Es folgte eine thematische Einführung in den diesjährigen Verlobten Tag, der unter dem Motto „Ihr sollt mir als ein heiliges Volk gehören“ (Ex 19,6) stand. Pfarrer Jung erkannte in diesen Worten die gemeinsame Berufung von Juden und Christen, Gottes Auftrag zu erfüllen. Die „Trennung von Kirche und Synagoge“ habe jedoch zu „viel Unheil und unheiligen Taten“ geführt, die Kirche habe hierbei Schuld auf sich geladen. Jung stellte in diesem Zusammenhang fest: „Auch auf die Frage, was wir als Kirche alles hätten tun können, um die Shoah zu verhindern oder zu beenden, gibt es noch keine zufriedenstellende Antwort.“

Der Pfarrer erinnerte an das einst sehr gute Verhältnis zwischen Christen und Juden in Flörsheim und zitierte hierzu Josef Altmaier, den Vater des Flörsheimer Ehrenbürgers Jakob Altmaier.
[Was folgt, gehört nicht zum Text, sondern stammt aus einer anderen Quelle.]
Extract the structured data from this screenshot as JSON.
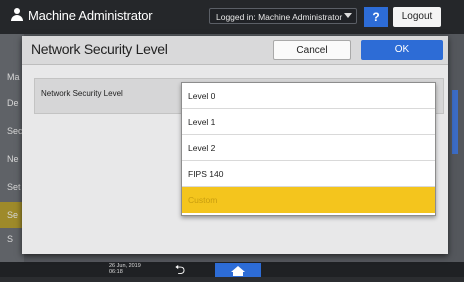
{
  "topbar": {
    "admin_name": "Machine Administrator",
    "logged_in": "Logged in: Machine Administrator",
    "help_label": "?",
    "logout_label": "Logout"
  },
  "background": {
    "side_labels": [
      "Ma",
      "De",
      "Sec",
      "Ne",
      "Set",
      "Se",
      "S"
    ]
  },
  "dialog": {
    "title": "Network Security Level",
    "cancel_label": "Cancel",
    "ok_label": "OK",
    "setting_label": "Network Security Level",
    "options": [
      "Level 0",
      "Level 1",
      "Level 2",
      "FIPS 140",
      "Custom"
    ],
    "selected_option": "Custom"
  },
  "bottombar": {
    "date": "26 Jun, 2019",
    "time": "06:18"
  },
  "colors": {
    "accent": "#2d6cd6",
    "selected_option_bg": "#f4c51d"
  }
}
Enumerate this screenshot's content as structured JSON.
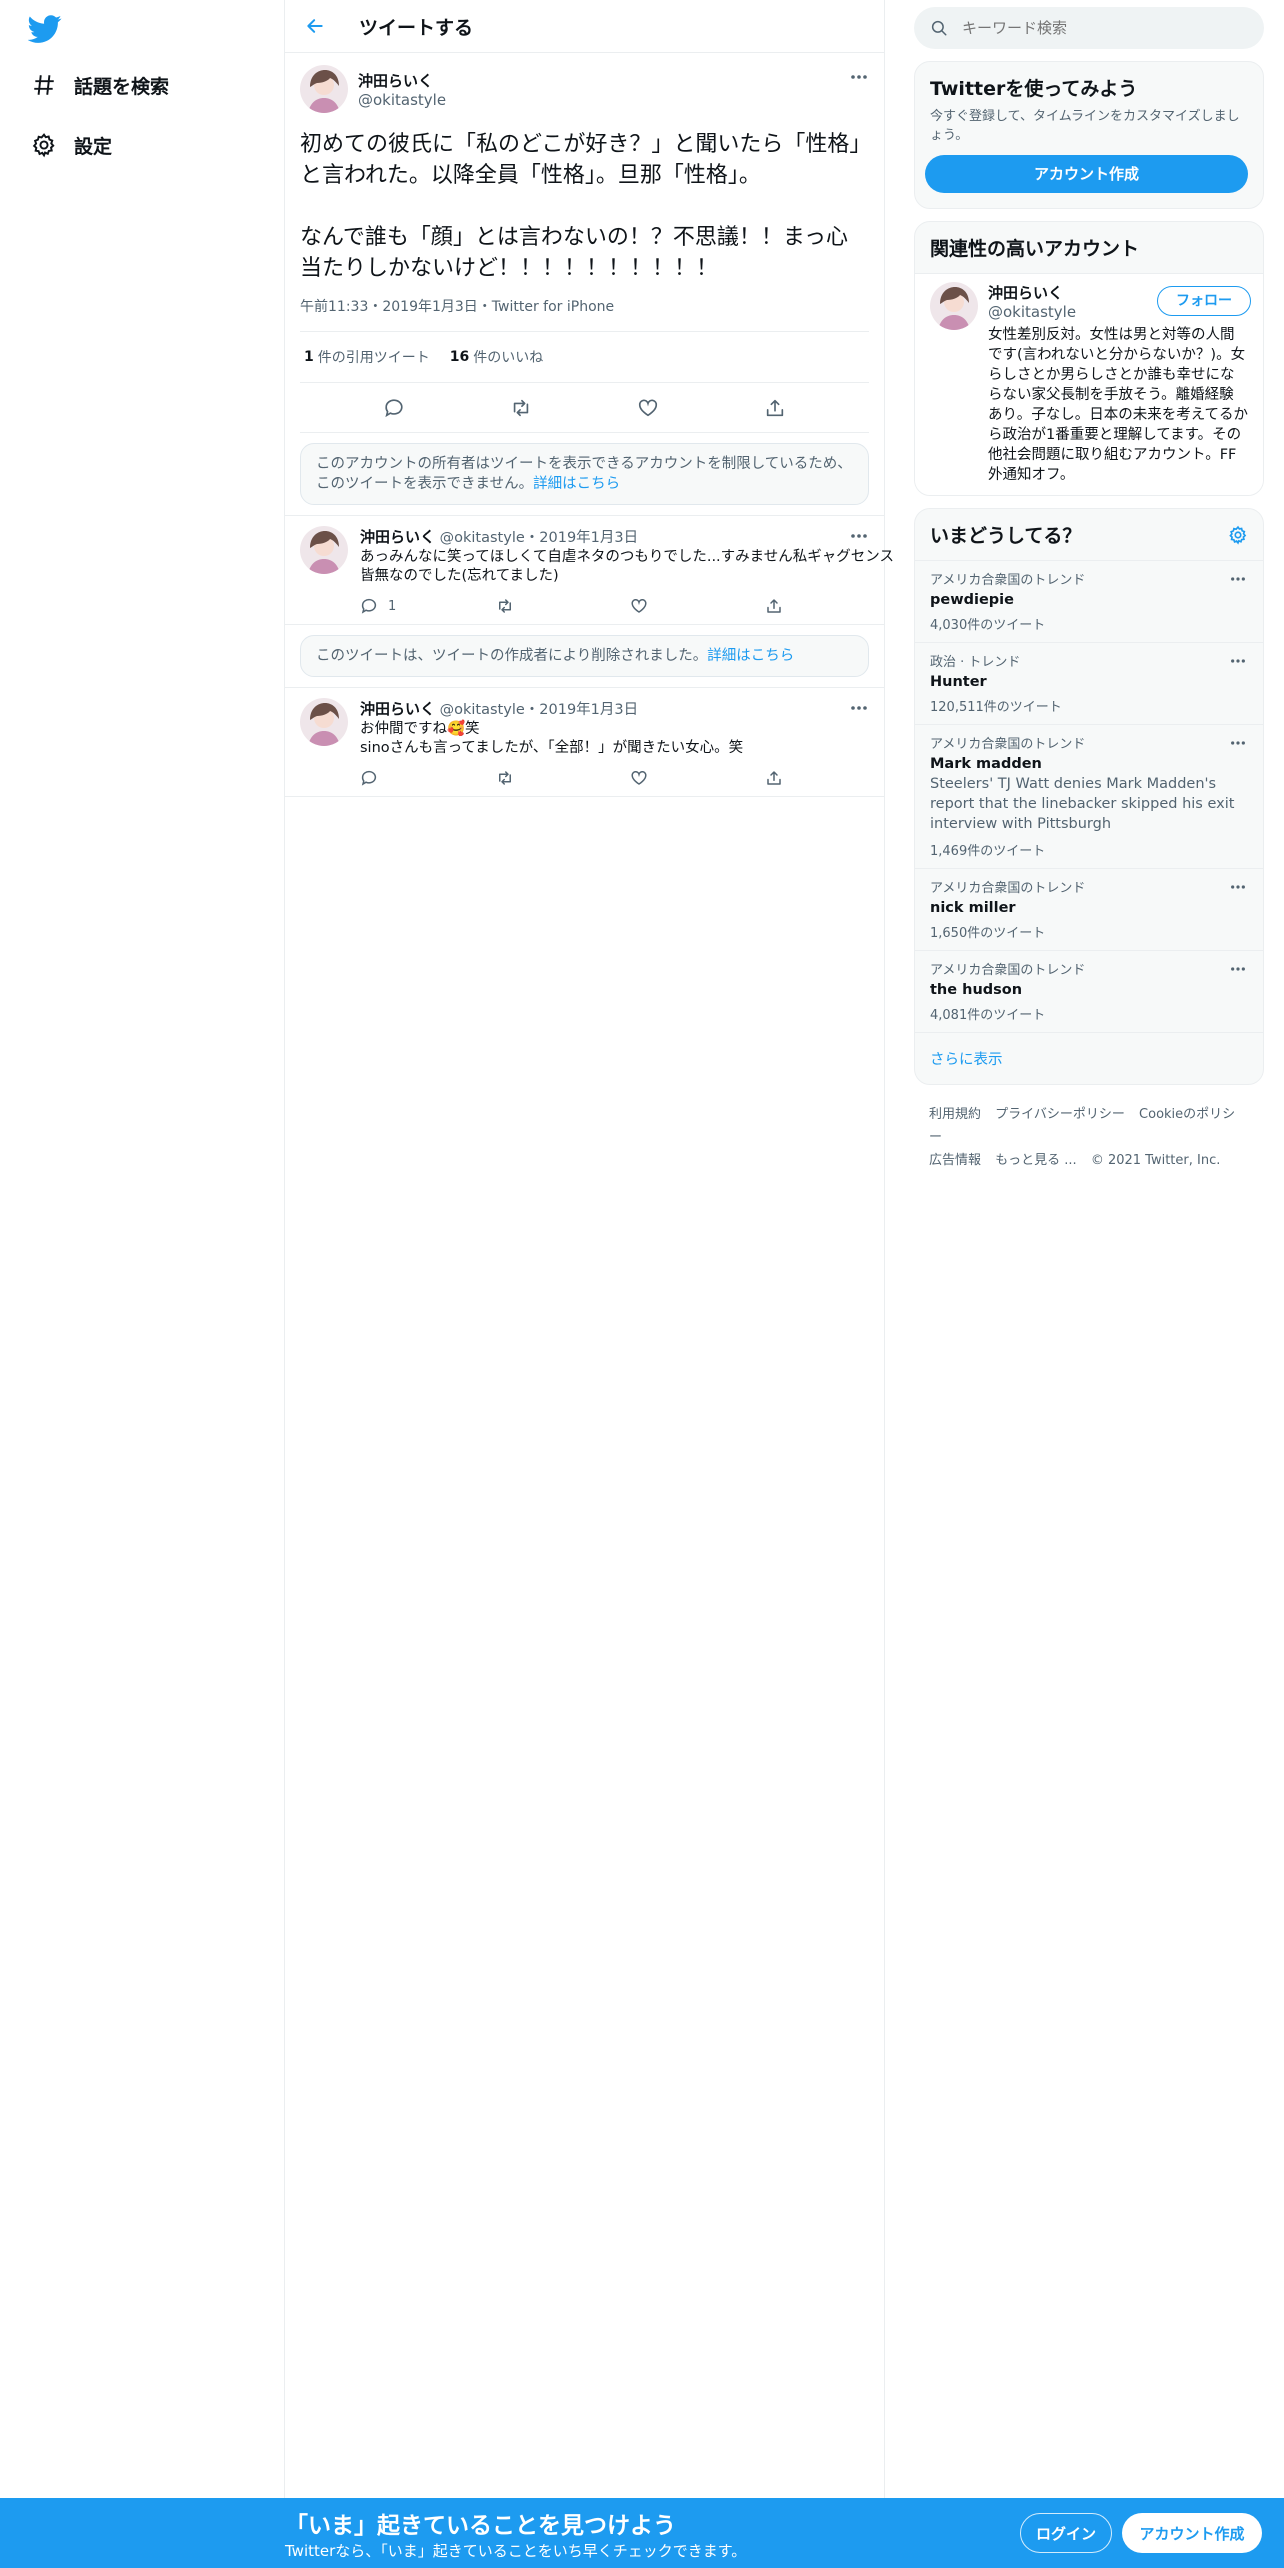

Der Synagogenvorsteher der jüdischen Gemeinde hatte im Jahre 1912 anlässlich der Verabschiedung des damaligen Pfarrers von St. Gallus, Johannes Baptist Spring, im Rückgriff auf den biblischen Bericht über den Jakobsbrunnen gesagt: „So lange ich mich zurückerinnern kann, haben wir hier in Flörsheim, Christen und Juden, gemeinsam in Leid und Freud, in Glück und Unglück den symbolischen Schicksalsstein vom Brunnen gewälzt. Und weil unsere Konfessionen nicht in Hass entzweit waren, sondern hilfreich zusammen den schweren Stein fortwälzten, deshalb konnten wir auch gemeinsam zu aller Segen das labende Wasser schöpfen, das aus unserem gemeinsamen Brunnen fließt.“ An Rabbiner Jehoschua Ahrens gerichtet betonte Flörsheims Pfarrer: „Ich bin unendlich dankbar dafür, dass es uns durch Ihre geschätzte Anwesenheit möglich ist, an diesem Band der Freundschaft und der Verbundenheit anknüpfen zu können.“

Ein Glaubensgespräch zwischen Pfarrer und Rabbiner ersetzte die Predigt. „Das Kreuz steht für Sie für etwas Positives“, eröffnete der Gast aus Darmstadt. „Für uns Juden war es lange gleichbedeutend mit Schmerz und Leid.“ Jedoch sei nun, ermöglicht durch eine „Umkehr in der katholischen Lehre“, ein neues Kapitel aufgeschlagen worden. Nun könnten auch die Juden auf die Kirche zugehen, der Weg sei frei für einen „echten Dialog auf Augenhöhe“. Christen und Juden seien sich zwar so nah wie nie zuvor, meinte Ahrens, jedoch erweise sich die zunehmende Säkularisierung und der zugleich stärker werdende Fundamentalismus auf allen Seiten als Problem. „Ein Dialog muss aus der Tradition heraus entwickelt werden“, sagte der Rabbiner, „es muss darum gerungen werden, wie ich den anderen aus meiner Tradition heraus anerkennen kann. Benedikt XVI., ein brillanter Theologe, verlangte genau das.“ 

Pfarrer Jung sprach sodann den, wie er sagte, „heikelsten Punkt“ an: mit Jesus sei aus Sicht der Christen der Alte Bund, ohne aufgekündigt worden zu sein, vollendet worden – wie aber halten es die Juden mit Jesus? „Jesus kommt in unserer Tradition nicht vor“, entgegnete Rabbiner Ahrens. „Er ist weder positiv noch negativ besetzt. Aber er geht nicht spurlos an uns vorbei: Jesus war schließlich Jude.“ Es gebe daher einen jüdischen Blick auf Jesus mit dem Hauptaugenmerk darauf, was er gelehrt hat. Es gebe, so der Rabbiner, mehr Gemeinsames als Trennendes. Exemplarisch nannte Ahrens die Nächstenliebe, den hohen Stellenwert der Familie und das Streben nach Frieden.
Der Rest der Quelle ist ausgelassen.